The company said the U.S. plant closings will be accounted for as part of
Ball's acquisition earlier this year of the North American beverage can
manufacturing assets of Reynolds Metals Company and thus will not result in a
charge to earnings. The PRC plant closings and other actions in China are being
taken to improve overall profitability and cash flow through headcount
reductions and lower manufacturing costs. These actions in the PRC, which will
provide positive cash flow of more than $21 million to Ball, will result in a
fourth quarter after-tax charge of approximately $31 million.
Ball said that during the first quarter of 1999 it will close a beverage
can manufacturing plant in Hayward, Calif., and a beverage can lid manufacturing
plant in Rocklin, Calif. The plants are two of 16 acquired by Ball from Reynolds
in August.
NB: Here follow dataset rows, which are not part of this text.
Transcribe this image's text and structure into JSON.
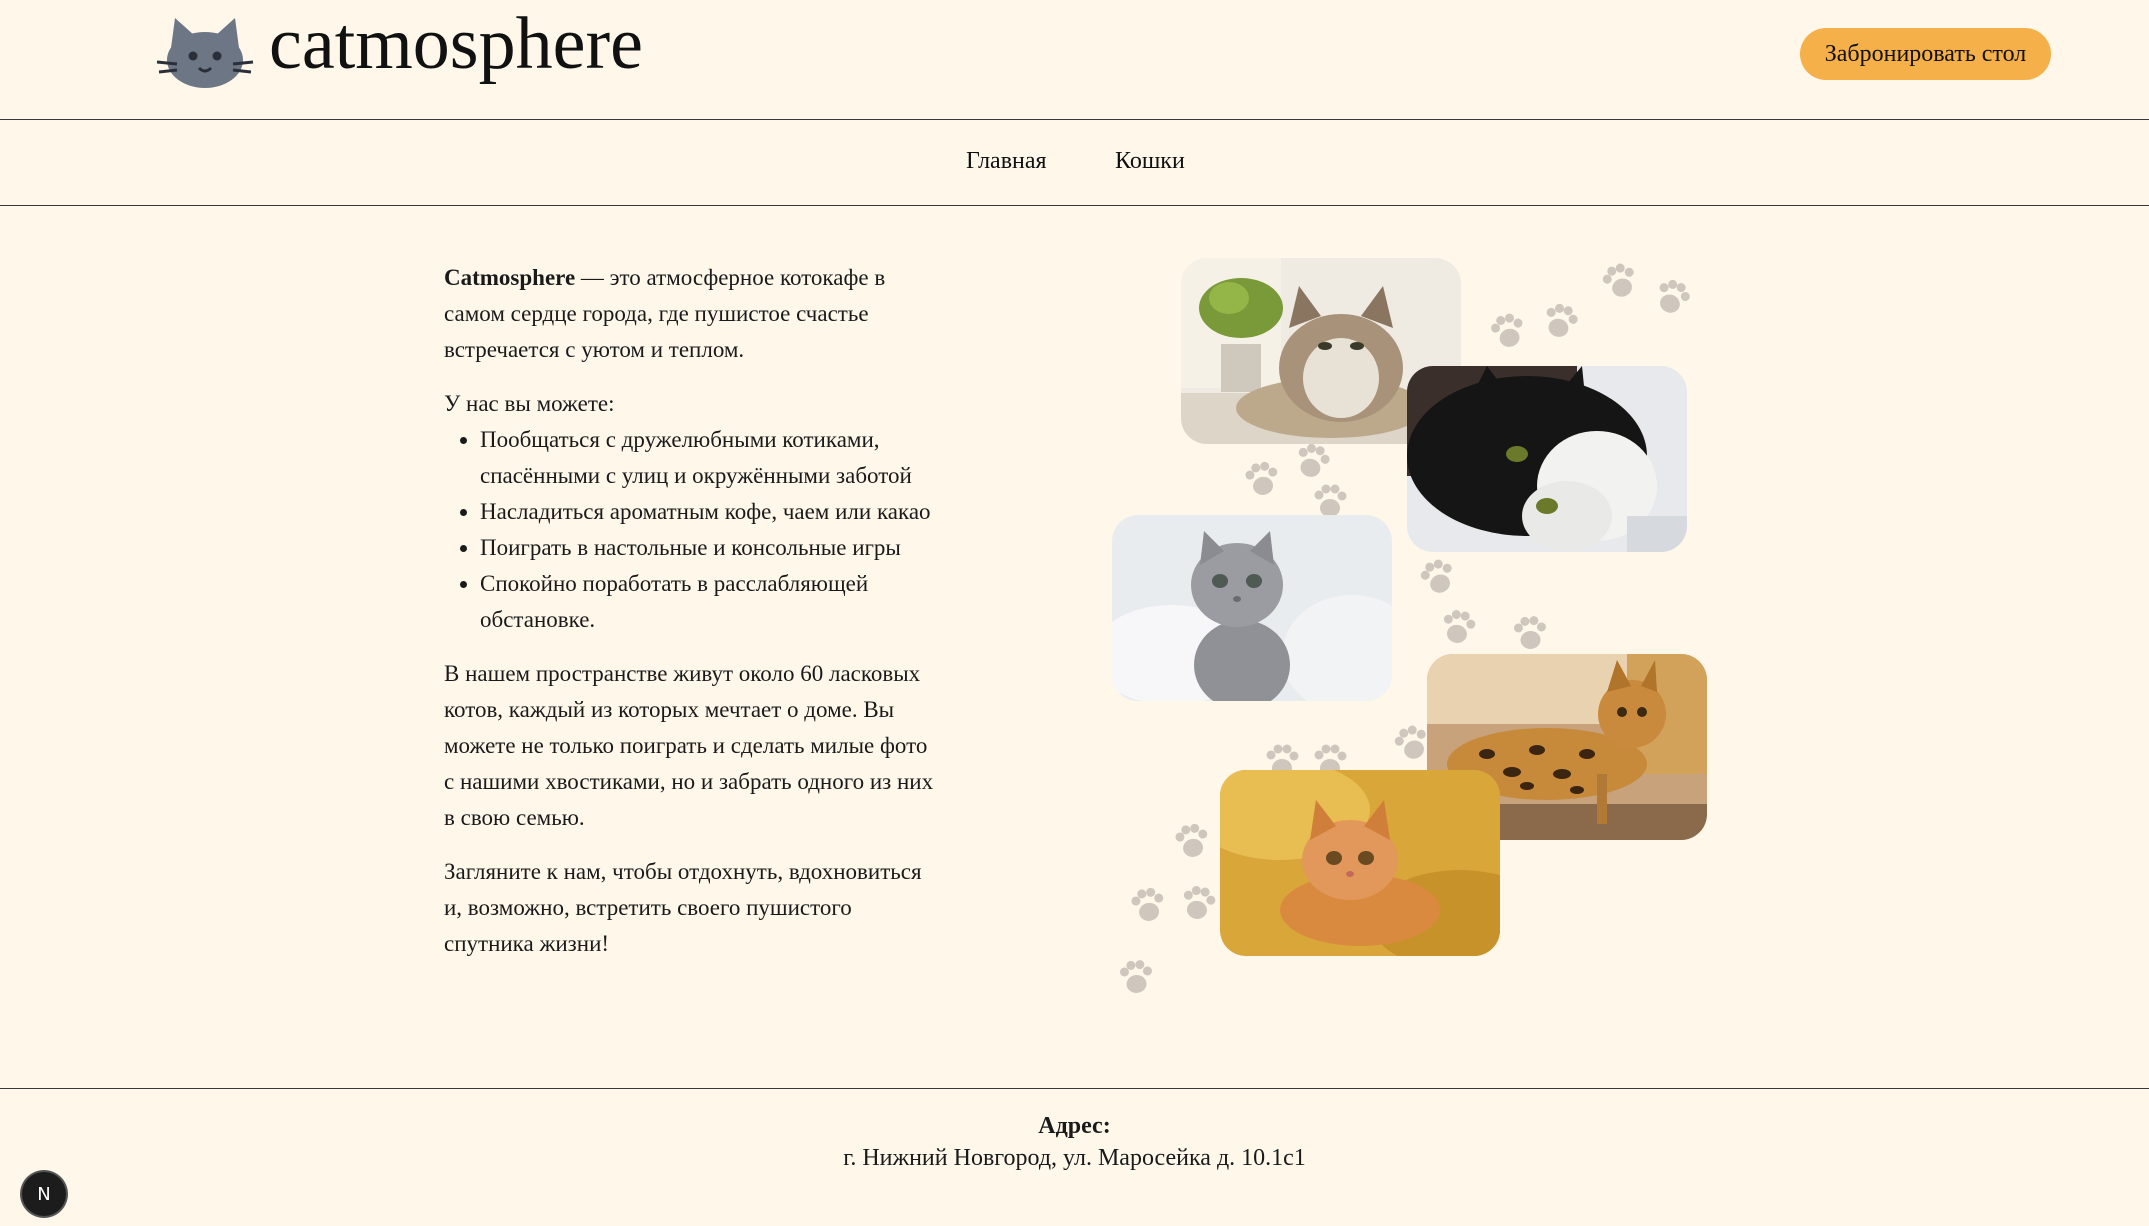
{
  "header": {
    "logo_text": "catmosphere",
    "logo_icon": "cat-face-icon",
    "book_button": "Забронировать стол"
  },
  "nav": {
    "items": [
      {
        "label": "Главная"
      },
      {
        "label": "Кошки"
      }
    ]
  },
  "about": {
    "brand": "Catmosphere",
    "intro_rest": " — это атмосферное котокафе в самом сердце города, где пушистое счастье встречается с уютом и теплом.",
    "list_title": "У нас вы можете:",
    "list": [
      "Пообщаться с дружелюбными котиками, спасёнными с улиц и окружёнными заботой",
      "Насладиться ароматным кофе, чаем или какао",
      "Поиграть в настольные и консольные игры",
      "Спокойно поработать в расслабляющей обстановке."
    ],
    "para2": "В нашем пространстве живут около 60 ласковых котов, каждый из которых мечтает о доме. Вы можете не только поиграть и сделать милые фото с нашими хвостиками, но и забрать одного из них в свою семью.",
    "para3": "Загляните к нам, чтобы отдохнуть, вдохновиться и, возможно, встретить своего пушистого спутника жизни!"
  },
  "gallery": {
    "photos": [
      {
        "name": "tabby-cat-photo"
      },
      {
        "name": "black-white-cat-photo"
      },
      {
        "name": "grey-kitten-photo"
      },
      {
        "name": "bengal-cat-photo"
      },
      {
        "name": "ginger-kitten-photo"
      }
    ],
    "decoration": "paw-prints"
  },
  "footer": {
    "address_title": "Адрес:",
    "address": "г. Нижний Новгород, ул. Маросейка д. 10.1с1"
  },
  "dev_badge": {
    "label": "N"
  },
  "colors": {
    "background": "#fff8ea",
    "accent": "#f5b04a",
    "paw": "#cfc6bd"
  }
}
In the PRC, the facilities to be closed are one beverage can plant
and one food can plant.
George A. Matsik, president of Ball Corporation and chief operating
officer, packaging, said the actions the company is taking in the U.S. and the
PRC will further reduce costs and improve operating efficiencies.
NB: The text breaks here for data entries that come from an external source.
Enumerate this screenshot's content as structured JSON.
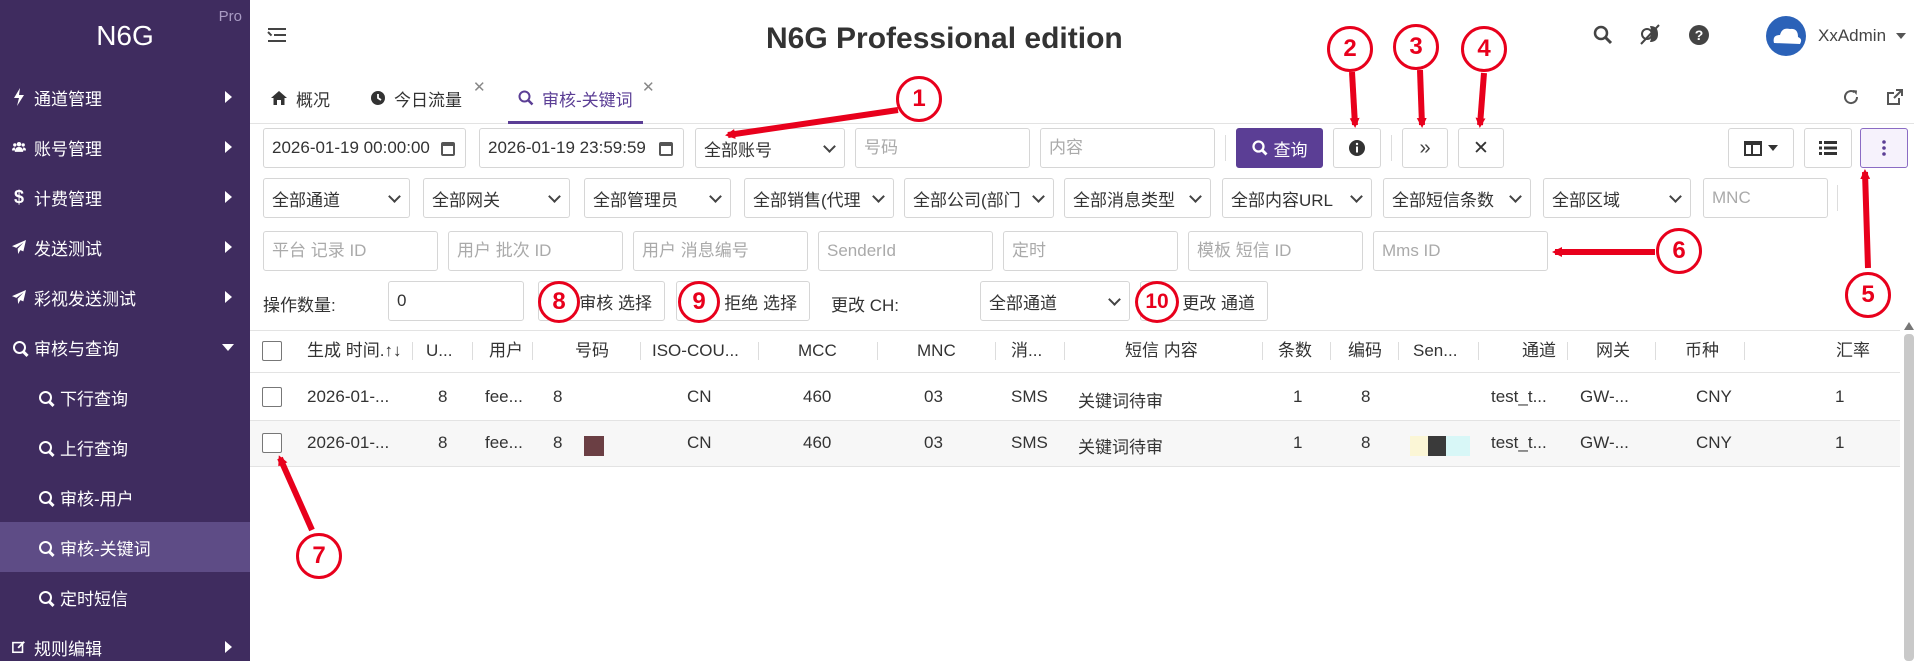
{
  "sidebar": {
    "brand": "N6G",
    "badge": "Pro",
    "items": [
      {
        "label": "通道管理"
      },
      {
        "label": "账号管理"
      },
      {
        "label": "计费管理"
      },
      {
        "label": "发送测试"
      },
      {
        "label": "彩视发送测试"
      },
      {
        "label": "审核与查询"
      },
      {
        "label": "下行查询"
      },
      {
        "label": "上行查询"
      },
      {
        "label": "审核-用户"
      },
      {
        "label": "审核-关键词"
      },
      {
        "label": "定时短信"
      },
      {
        "label": "规则编辑"
      }
    ]
  },
  "header": {
    "title": "N6G Professional edition",
    "user": "XxAdmin"
  },
  "tabs": [
    {
      "label": "概况"
    },
    {
      "label": "今日流量"
    },
    {
      "label": "审核-关键词"
    }
  ],
  "filters": {
    "start_time": "2026-01-19 00:00:00",
    "end_time": "2026-01-19 23:59:59",
    "account": "全部账号",
    "number_placeholder": "号码",
    "content_placeholder": "内容",
    "query_label": "查询",
    "row2": [
      "全部通道",
      "全部网关",
      "全部管理员",
      "全部销售(代理",
      "全部公司(部门",
      "全部消息类型",
      "全部内容URL",
      "全部短信条数",
      "全部区域"
    ],
    "mnc_placeholder": "MNC",
    "row3": [
      "平台 记录 ID",
      "用户 批次 ID",
      "用户 消息编号",
      "SenderId",
      "定时",
      "模板 短信 ID",
      "Mms ID"
    ]
  },
  "actions": {
    "count_label": "操作数量:",
    "count_value": "0",
    "approve_label": "审核 选择",
    "reject_label": "拒绝 选择",
    "change_ch_label": "更改 CH:",
    "channel_select": "全部通道",
    "change_channel_label": "更改 通道"
  },
  "table": {
    "headers": [
      "生成 时间.↑↓",
      "U...",
      "用户",
      "号码",
      "ISO-COU...",
      "MCC",
      "MNC",
      "消...",
      "短信 内容",
      "条数",
      "编码",
      "Sen...",
      "通道",
      "网关",
      "币种",
      "汇率"
    ],
    "rows": [
      [
        "2026-01-...",
        "8",
        "fee...",
        "8",
        "CN",
        "460",
        "03",
        "SMS",
        "关键词待审",
        "1",
        "8",
        "test_t...",
        "GW-...",
        "CNY",
        "1"
      ],
      [
        "2026-01-...",
        "8",
        "fee...",
        "8",
        "CN",
        "460",
        "03",
        "SMS",
        "关键词待审",
        "1",
        "8",
        "test_t...",
        "GW-...",
        "CNY",
        "1"
      ]
    ]
  },
  "annotations": [
    "1",
    "2",
    "3",
    "4",
    "5",
    "6",
    "7",
    "8",
    "9",
    "10"
  ],
  "colors": {
    "sidebar": "#3f2c5f",
    "sidebar_active": "#5e4c86",
    "primary": "#5b3e95",
    "annotation": "#e8001c"
  }
}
"Our Fairfield, Calif., plant has shown tremendous improvement in its
production in 1998, and we will have increased output from our Torrance, Calif.,
plant by more than two million cans a day by the end of 1999 from when we
acquired it in August 1998. The result is that we have sufficient beverage can
production capacity on the West Coast from those two facilities and from our
plants in Seattle and in Richmond, British Columbia. As for can lids, it will be
more efficient for us to serve our customers primarily from our larger lid
production centers in Golden, Colo.; Findlay, Ohio; and Bristol, Va.," Matsik
said. "Additional capacity rationalization and cost savings in our North
American metal beverage container production system likely will occur in 1999,
as we further integrate the assets acquired from Reynolds. These steps and the
resulting savings are consistent with our overall expectations when we acquired
the Reynolds assets.
"In the PRC, the two plant closings are the latest in a series of moves we
have made to improve results," Matsik said. "As the largest beverage can
supplier in the PRC, we have ample production capacity there for current needs
and to meet near term growth projections. As a part of these current plant
shutdowns, we will consolidate certain beverage can production capacity and
operations. In about a two-year period since we acquired MC Packaging, we will
have idled or removed more than a billion cans a year in production capacity in
the PRC and reduced manning there by more than 1,500."
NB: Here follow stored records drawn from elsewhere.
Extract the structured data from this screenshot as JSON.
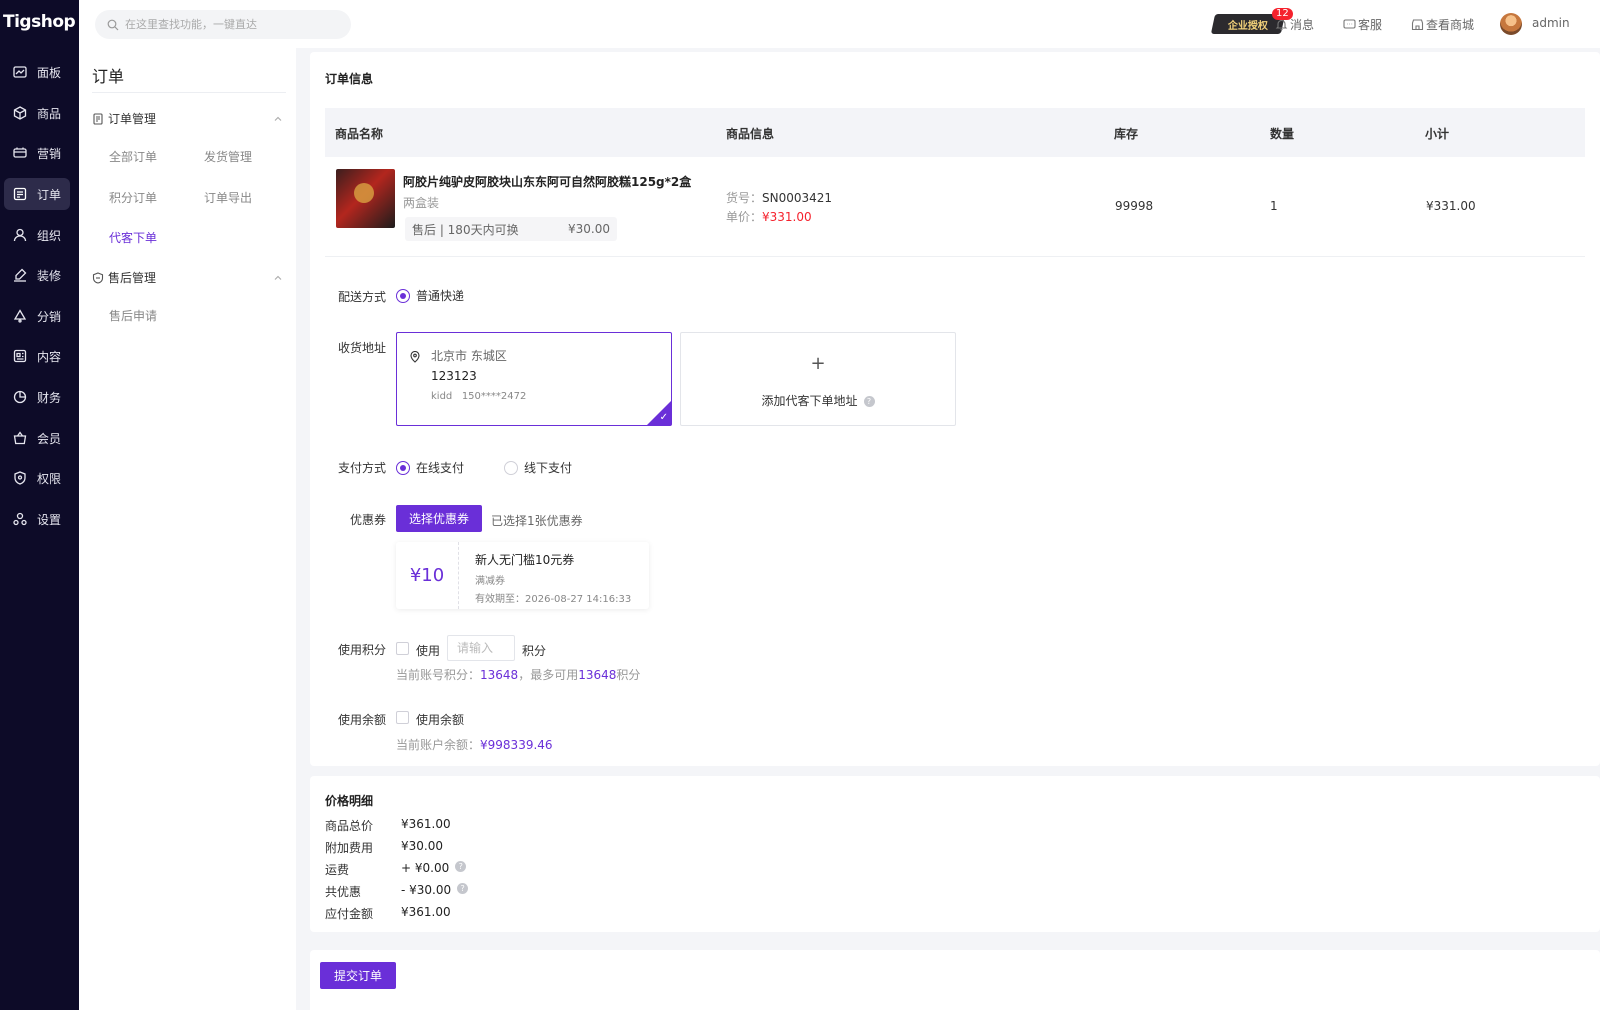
{
  "app": {
    "logo": "Tigshop"
  },
  "nav": [
    {
      "label": "面板",
      "icon": "dashboard-icon"
    },
    {
      "label": "商品",
      "icon": "box-icon"
    },
    {
      "label": "营销",
      "icon": "marketing-icon"
    },
    {
      "label": "订单",
      "icon": "order-icon",
      "active": true
    },
    {
      "label": "组织",
      "icon": "user-icon"
    },
    {
      "label": "装修",
      "icon": "brush-icon"
    },
    {
      "label": "分销",
      "icon": "distribution-icon"
    },
    {
      "label": "内容",
      "icon": "content-icon"
    },
    {
      "label": "财务",
      "icon": "finance-icon"
    },
    {
      "label": "会员",
      "icon": "member-icon"
    },
    {
      "label": "权限",
      "icon": "shield-icon"
    },
    {
      "label": "设置",
      "icon": "settings-icon"
    }
  ],
  "header": {
    "search_placeholder": "在这里查找功能，一键直达",
    "auth_badge": "企业授权",
    "message_count": "12",
    "message_label": "消息",
    "service_label": "客服",
    "store_label": "查看商城",
    "username": "admin"
  },
  "subnav": {
    "title": "订单",
    "group1": {
      "title": "订单管理",
      "items": [
        "全部订单",
        "发货管理",
        "积分订单",
        "订单导出",
        "代客下单"
      ]
    },
    "group2": {
      "title": "售后管理",
      "items": [
        "售后申请"
      ]
    }
  },
  "order": {
    "section_title": "订单信息",
    "columns": [
      "商品名称",
      "商品信息",
      "库存",
      "数量",
      "小计"
    ],
    "item": {
      "name": "阿胶片纯驴皮阿胶块山东东阿可自然阿胶糕125g*2盒",
      "spec": "两盒装",
      "after_sale": "售后 | 180天内可换",
      "after_sale_price": "¥30.00",
      "sku_label": "货号：",
      "sku": "SN0003421",
      "unit_price_label": "单价：",
      "unit_price": "¥331.00",
      "stock": "99998",
      "qty": "1",
      "subtotal": "¥331.00"
    }
  },
  "form": {
    "shipping_label": "配送方式",
    "shipping_option": "普通快递",
    "address_label": "收货地址",
    "address": {
      "region": "北京市 东城区",
      "detail": "123123",
      "contact": "kidd",
      "phone": "150****2472"
    },
    "add_address": "添加代客下单地址",
    "payment_label": "支付方式",
    "payment_online": "在线支付",
    "payment_offline": "线下支付",
    "coupon_label": "优惠券",
    "coupon_button": "选择优惠券",
    "coupon_selected": "已选择1张优惠券",
    "coupon": {
      "amount": "¥10",
      "name": "新人无门槛10元券",
      "type": "满减券",
      "expire": "有效期至：2026-08-27 14:16:33"
    },
    "points_label": "使用积分",
    "points_use": "使用",
    "points_placeholder": "请输入",
    "points_unit": "积分",
    "points_hint_prefix": "当前账号积分：",
    "points_total": "13648",
    "points_hint_mid": "，最多可用",
    "points_max": "13648",
    "points_hint_suffix": "积分",
    "balance_label": "使用余额",
    "balance_use": "使用余额",
    "balance_hint_prefix": "当前账户余额：",
    "balance_value": "¥998339.46"
  },
  "price": {
    "title": "价格明细",
    "rows": [
      {
        "k": "商品总价",
        "v": "¥361.00"
      },
      {
        "k": "附加费用",
        "v": "¥30.00"
      },
      {
        "k": "运费",
        "v": "+ ¥0.00"
      },
      {
        "k": "共优惠",
        "v": "- ¥30.00"
      },
      {
        "k": "应付金额",
        "v": "¥361.00"
      }
    ]
  },
  "submit_label": "提交订单",
  "colors": {
    "primary": "#6a2fd8",
    "nav_bg": "#0d0b28",
    "price_red": "#f5222d"
  }
}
George A. Sissel, Ball's chairman and chief executive officer, said the
company is committed to achieving the savings identified in connection with its
recent acquisitions and other corporate actions. "First we relocated our
corporate headquarters, with annual savings of $4 million. Then we moved quickly
to consolidate metal container staff functions following our acquisition from
Reynolds, and now we are beginning the process of consolidating North American
production operations," Sissel said. "Also, in the PRC we intend to maintain our
strong market position while we continue to take aggressive actions to improve
results. We are determined to be an effective competitor and a low-cost producer
wherever we operate."
Ball produces packaging products, primarily for beverages and foods, and
provides aerospace and other technologies and services to governmental and
commercial customers. The company had 1997 sales, pro forma for the acquisition
from Reynolds in August 1998, of $3.6 billion.
Note: This news release contains forward-looking statements. Actual results
could differ materially from those that may be projected. Please refer to the
Form 10-Q filed by Ball Corporation on Nov. 5, 1998, for a summary of key risk
factors that could affect actual results.